If you think that a book editor experiences less terror over the prospect of losing a job than an automobile plant machinist, you’ll want to read Leon Neyfakh’s New York Observer article, FSG Feels Icy Bite in Publishing Freeze. “Those individuals who are being spit out in the process,” Neyfakh writes, “particularly those veteran editors and executives who have been booted from high-level positions, are having a harder time than ever finding jobs in the industry that are appropriate to their level of experience and offer the authority they have grown accustomed to wielding in the course of their careers.”

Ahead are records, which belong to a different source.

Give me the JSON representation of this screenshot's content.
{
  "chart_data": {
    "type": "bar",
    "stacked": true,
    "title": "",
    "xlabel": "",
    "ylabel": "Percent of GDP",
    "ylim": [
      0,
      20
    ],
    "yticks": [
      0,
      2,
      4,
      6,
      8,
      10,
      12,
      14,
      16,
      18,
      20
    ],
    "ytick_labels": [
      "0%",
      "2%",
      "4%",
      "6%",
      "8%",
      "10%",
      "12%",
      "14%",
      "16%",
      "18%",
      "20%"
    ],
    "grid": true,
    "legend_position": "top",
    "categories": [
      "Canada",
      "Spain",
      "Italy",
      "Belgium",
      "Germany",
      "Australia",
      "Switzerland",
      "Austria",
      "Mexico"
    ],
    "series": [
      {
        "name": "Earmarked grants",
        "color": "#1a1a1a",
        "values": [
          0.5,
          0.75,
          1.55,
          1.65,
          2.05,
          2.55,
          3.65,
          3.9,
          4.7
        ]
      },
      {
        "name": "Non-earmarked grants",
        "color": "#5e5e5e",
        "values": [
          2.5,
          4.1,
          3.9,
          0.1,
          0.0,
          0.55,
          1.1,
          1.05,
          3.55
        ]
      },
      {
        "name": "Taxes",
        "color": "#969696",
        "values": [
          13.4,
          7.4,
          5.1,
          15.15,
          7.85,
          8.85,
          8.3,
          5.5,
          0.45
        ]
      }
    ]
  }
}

Scores of musical chairs have been yanked out of the publishing ballroom and when the music resumes – if it ever does – there just won’t be that many seats. Editors and other publishing executives, as well as untold numbers of junior workers, find themselves considering freelance editorial jobs, starting literary agencies or taking on menial tasks, but may find even those pickings slim, too. Some shockingly big names are standing outside looking in and it’s getting cold and discouraging.

It’s easy to say that the publishing industry brought this on itself, but in this season of compassion we do well to remember that the “industry” is made up of people with names and faces, people with bills to pay and mouths to feed. And it’s easy to talk about the Digital Revolution, but revolutions produce victims. A great many of those who have lost jobs are our friends, and our hearts go out to them.